1.自分の吃音がどういう特徴を持っているか、テープを聞いて握む
2.自分のどもっているそのままの状態を真似てどもる
3.意図的にどもる練習をする
4.どもっているときの緊張状態を知り、それをときほぐすことを学ぶ
5.ことばの出だしをゆっくりとリラックスさせて発音する
 ここで大切なのは、逆式練習でどもったときの緊張状態と、ERASMを使ったリラックスさせた発音を比べ、その違いを自分のものにすることです。吃音は緊張し、発語の流れがバラバラになったときに起こるのです。どもらずに話せるようにすることは難しいので、より流暢に話すためには何らかの話し方の技術が与えられる必要があります。そのためには、どもったときに生じる不随意な発作の状態を研究し、どもったときに可能な限り、自発的にそれを模倣してみるのです。
 例をあげましょう。単語がいくつか組み合わされたもの、たとえば「バターつきパン」を「ブレッド・アンド・バター」とは言いません。最初に、ERASMを使い、「ブレッドウンバター」と言い、あとは自然の抑揚で続けます。スピーチ全体をリラックスさせるのです。
 ここで重要なのは、ERASMに取り組む態度です。中程度、重度の人が、逆式練習をし、ERASMを使って練習をした後、「これは自分ではないみたいだ」と思えることがあります。実際、話し方を変えると別の人のスピーチのように聞こえます。そこで、この変化を受け入れることが必要になってきます。そのためにビデオは有効な器材です。変化していくプロセスをビデオにとり、それをどもる人に見せます。「自分ではないみたいだ」と言っていた人が、自分の変化を受け入れてきます。変化した自分を不自然だと思うのではなく、受け入れるということは、吃音の受容と同様大切なことなのです。
6)時間のプレッシャーに耐える
 コミュニケーションには、時間のプレッシャーはつきものです。吃音者にはそれに加えて、一旦話がとぎれるともう一度話し始めることができないのではないかという不安と恐れがあります。そのために途中で止めないで急いで話してしまうという傾向があります。
 そこで、時間のプレッシャーや、不安や恐れに対抗することを考えなければなりません。それには、相手に即座に反応しないで反応を少し遅らせることをするのです。心の中で「いち、にい」と数えてから相手に反応すると、時間のプレッシャーが弱められます。沈黙の時間を経験することに抵抗がなくなります。私は「グレゴリーさんは、ずいぶんゆっくりとした話し方をしますね」とよく言われます。私はゆっくりと話しながら、速く話さなければならないというプレッシャーを自らにかけない努力をしているわけです。同時に相手が話しているときには十分に時間を与え、相手にプレッシャーをかけないようにしています。自分も待ち、相手にも待たせるということです。
7)非流暢性の大切さ
 次に大切なのは、自らすすんで非流暢性を取り入れることです。このことはすすんでどもるとか、逆式練習のようにどもるのとは違います。

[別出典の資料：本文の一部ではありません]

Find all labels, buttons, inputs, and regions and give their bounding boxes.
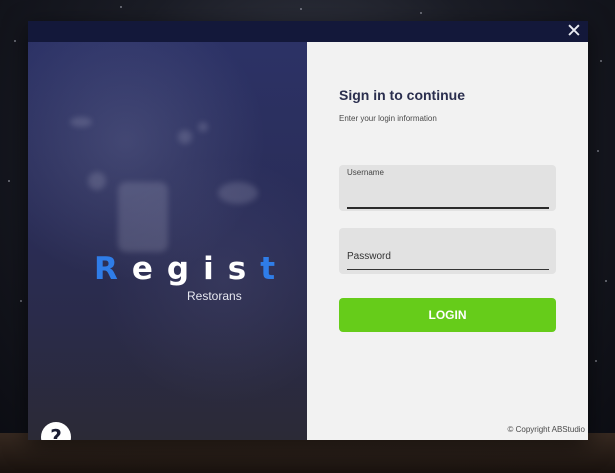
password-underline xyxy=(347,269,549,270)
logo-letter: t xyxy=(260,251,290,287)
app-logo: Regist xyxy=(94,251,289,287)
username-underline xyxy=(347,207,549,209)
copyright-text: © Copyright ABStudio xyxy=(507,425,586,434)
password-field[interactable]: Password xyxy=(339,228,556,274)
logo-letter: R xyxy=(94,251,132,287)
password-label: Password xyxy=(347,251,391,262)
signin-title: Sign in to continue xyxy=(339,87,465,103)
username-label: Username xyxy=(347,168,384,177)
signin-subtitle: Enter your login information xyxy=(339,114,437,123)
logo-letter: e xyxy=(131,251,167,287)
logo-letter: i xyxy=(203,251,228,287)
app-subtitle: Restorans xyxy=(187,289,242,303)
login-panel: Sign in to continue Enter your login inf… xyxy=(307,42,588,440)
title-bar: ✕ xyxy=(28,21,588,42)
help-button[interactable]: ? xyxy=(41,422,71,440)
username-field[interactable]: Username xyxy=(339,165,556,211)
logo-letter: s xyxy=(227,251,261,287)
branding-panel: Regist Restorans ? xyxy=(28,42,307,440)
login-window: ✕ Regist Restorans ? Sign in to continue… xyxy=(28,21,588,440)
logo-letter: g xyxy=(166,251,204,287)
login-button[interactable]: LOGIN xyxy=(339,298,556,332)
close-button[interactable]: ✕ xyxy=(564,22,584,42)
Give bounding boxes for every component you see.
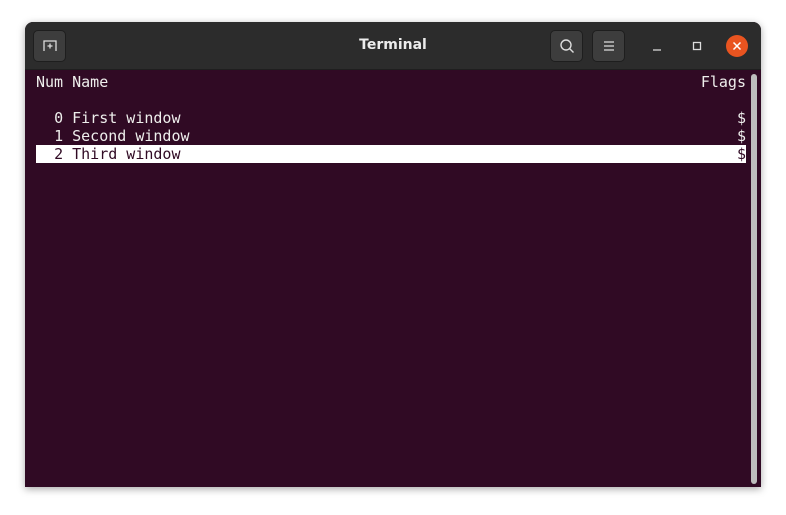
header-bar: Terminal — [25, 22, 761, 70]
window-num: 1 — [54, 127, 64, 145]
column-header-row: Num Name Flags — [36, 73, 746, 91]
window-flags: $ — [736, 127, 746, 145]
maximize-button[interactable] — [686, 35, 708, 57]
terminal-content[interactable]: Num Name Flags 0 First window $ 1 Second w… — [25, 70, 761, 487]
hamburger-menu-icon — [603, 41, 614, 51]
search-icon — [559, 39, 574, 53]
search-button[interactable] — [550, 30, 583, 62]
window-flags: $ — [736, 145, 746, 163]
minimize-button[interactable] — [646, 35, 668, 57]
minimize-icon — [653, 49, 661, 51]
column-num: Num — [36, 73, 64, 91]
window-list-item[interactable]: 0 First window $ — [36, 109, 746, 127]
window-num: 2 — [54, 145, 64, 163]
close-button[interactable] — [726, 35, 748, 57]
column-flags: Flags — [700, 73, 746, 91]
scrollbar[interactable] — [751, 74, 757, 484]
close-icon — [732, 41, 742, 51]
terminal-window: Terminal Num Name Flags 0 First window $ 1… — [25, 22, 761, 487]
window-num: 0 — [54, 109, 64, 127]
menu-button[interactable] — [592, 30, 625, 62]
window-list-item[interactable]: 1 Second window $ — [36, 127, 746, 145]
window-flags: $ — [736, 109, 746, 127]
column-name: Name — [72, 73, 109, 91]
window-list-item-selected[interactable]: 2 Third window $ — [36, 145, 746, 163]
window-name: First window — [72, 109, 181, 127]
window-name: Third window — [72, 145, 181, 163]
maximize-icon — [692, 41, 702, 51]
window-name: Second window — [72, 127, 190, 145]
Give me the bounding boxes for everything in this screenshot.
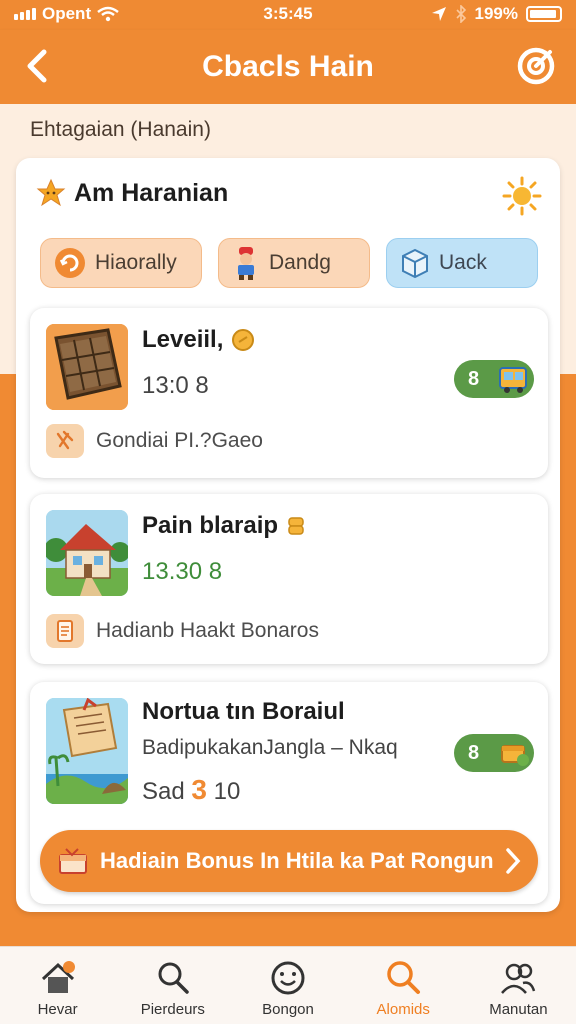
tab-pierdeurs[interactable]: Pierdeurs — [115, 947, 230, 1024]
item-value-prefix: Sad — [142, 778, 185, 805]
section-subtitle: Ehtagaian (Hanain) — [30, 118, 211, 141]
main-panel: Am Haranian Hiaorally Dandg Uack Leveiil… — [16, 158, 560, 912]
chip-hiaorally[interactable]: Hiaorally — [40, 238, 202, 288]
bonus-cta-button[interactable]: Hadiain Bonus In Htila ka Pat Rongun — [40, 830, 538, 892]
bottom-tab-bar: Hevar Pierdeurs Bongon Alomids Manutan — [0, 946, 576, 1024]
item-name-text: Pain blaraip — [142, 512, 279, 539]
map-thumbnail — [46, 698, 128, 804]
chip-uack[interactable]: Uack — [386, 238, 538, 288]
sun-icon — [502, 176, 542, 216]
list-item[interactable]: Leveiil, 13:0 8 8 Gondiai PI.?Gaeo — [30, 308, 548, 478]
item-value-accent: 3 — [191, 774, 207, 805]
count-badge[interactable]: 8 — [454, 734, 534, 772]
tab-label: Alomids — [376, 1001, 430, 1018]
item-name: Leveiil, — [142, 326, 255, 354]
users-icon — [501, 963, 536, 994]
battery-percent: 199% — [474, 4, 518, 23]
item-value: 13:0 8 — [142, 372, 209, 399]
status-bar: Opent 3:5:45 199% — [0, 0, 576, 30]
bluetooth-icon — [455, 5, 466, 23]
app-header: Cbacls Hain — [0, 30, 576, 104]
item-name: Nortua tın Boraiul — [142, 698, 345, 725]
tag-icon — [46, 424, 84, 458]
tab-label: Manutan — [489, 1001, 548, 1018]
item-footer-text: Gondiai PI.?Gaeo — [96, 429, 263, 452]
search-icon — [387, 961, 421, 994]
refresh-icon — [55, 248, 85, 278]
count-badge[interactable]: 8 — [454, 360, 534, 398]
chevron-right-icon — [506, 848, 521, 874]
tab-manutan[interactable]: Manutan — [461, 947, 576, 1024]
panel-header: Am Haranian — [36, 178, 228, 208]
item-value-suffix: 10 — [213, 778, 241, 805]
tab-alomids[interactable]: Alomids — [346, 947, 461, 1024]
document-icon — [46, 614, 84, 648]
truck-icon — [499, 367, 527, 393]
item-value: Sad 3 10 — [142, 774, 240, 806]
chip-dandg[interactable]: Dandg — [218, 238, 370, 288]
item-name-text: Leveiil, — [142, 326, 224, 353]
character-icon — [238, 247, 254, 280]
tab-bongon[interactable]: Bongon — [230, 947, 345, 1024]
smiley-icon — [271, 961, 305, 995]
item-description: BadipukakanJangla – Nkaq — [142, 736, 398, 759]
tab-hevar[interactable]: Hevar — [0, 947, 115, 1024]
box-icon — [402, 248, 428, 279]
list-item[interactable]: Pain blaraip 13.30 8 Hadianb Haakt Bonar… — [30, 494, 548, 664]
location-icon — [431, 7, 446, 21]
treasure-icon — [501, 745, 529, 766]
cta-label: Hadiain Bonus In Htila ka Pat Rongun — [100, 848, 494, 873]
search-people-icon — [158, 962, 189, 994]
chip-label: Uack — [439, 251, 487, 274]
tab-label: Pierdeurs — [140, 1001, 205, 1018]
coin-icon — [232, 329, 255, 351]
tab-label: Hevar — [37, 1001, 78, 1018]
home-icon — [41, 961, 75, 993]
house-thumbnail — [46, 510, 128, 596]
item-footer-text: Hadianb Haakt Bonaros — [96, 619, 319, 642]
item-footer: Hadianb Haakt Bonaros — [46, 614, 319, 648]
tab-label: Bongon — [262, 1001, 314, 1018]
item-name: Pain blaraip — [142, 512, 306, 540]
count-badge-label: 8 — [468, 741, 480, 764]
gift-icon — [59, 848, 87, 874]
page-title: Cbacls Hain — [202, 50, 374, 83]
star-icon — [36, 178, 66, 207]
coin-stack-icon — [288, 517, 304, 535]
target-icon[interactable] — [516, 46, 556, 86]
chip-label: Dandg — [269, 251, 331, 274]
count-badge-label: 8 — [468, 367, 480, 390]
item-footer: Gondiai PI.?Gaeo — [46, 424, 263, 458]
crate-thumbnail — [46, 324, 128, 410]
item-value: 13.30 8 — [142, 558, 223, 585]
battery-icon — [526, 6, 562, 22]
panel-title: Am Haranian — [74, 178, 229, 207]
chip-label: Hiaorally — [95, 251, 177, 274]
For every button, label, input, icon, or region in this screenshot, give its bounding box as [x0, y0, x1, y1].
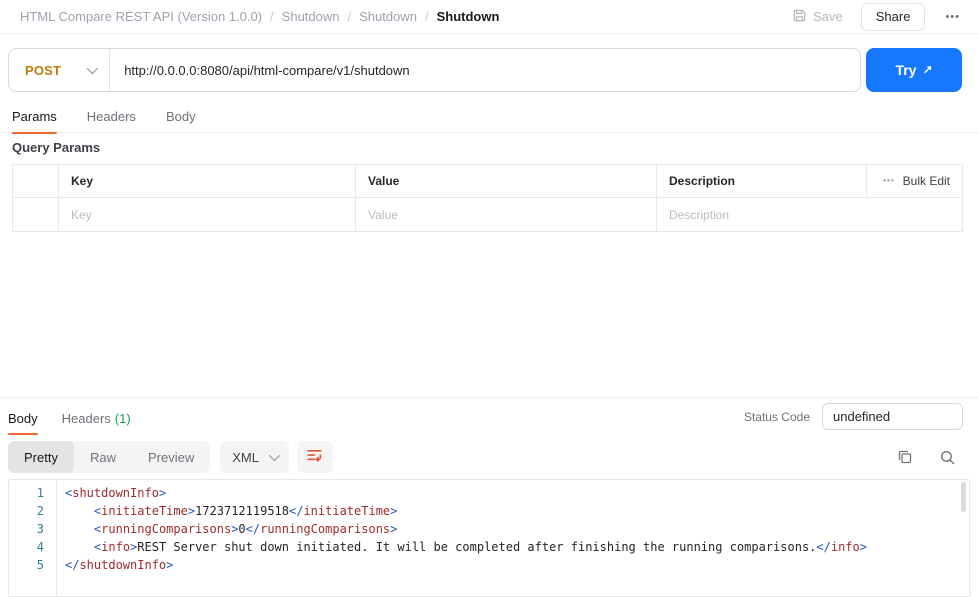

ことばが改善されてきますと、非流暢に過敏になり、流暢になりすぎてしまうことがあります。吃音でない人にも、非流暢さはあります。立板に水のように流暢に話す人はごくまれで、多くの人は「あのー」とか「えー」とかの間投詞は入れるものです。それをときどき使うのです。そうすると非流暢性に対する過敏性をやわらげることができます。
 どもることもあれば、意図的に非流暢に話すこともできるようになれば、本当にどもったとき、あまりそのことに敏感にならずにすみます。
 私は、今こうして皆さんの前に立って話していますが、話す前、つまり壇上に立ったときは恐怖を感じ、本当にあがっていました。
 吃音の思い出は、今でも私にこびりついています。そこで考え、非流暢な話し方を話し初めにしてみたわけです。わざとどもってみると、吃音をあまり意識しないで話すことができます。15年前に分かったことですが、セラピーが終わった後、しなければならないことは、ときにはわざとどもることを生活の中で使っていくことの必要性をとくことです。その他、話し方の速度を変えたり、声の抑揚や声の大きさを変えることも身につけます。これらの話し方の技術をより良く、幅広く改善していくことによって、より良い話し手になることができます。つまり、柔軟性を身につけるのです。これによって話すことにますます自信がついてきます。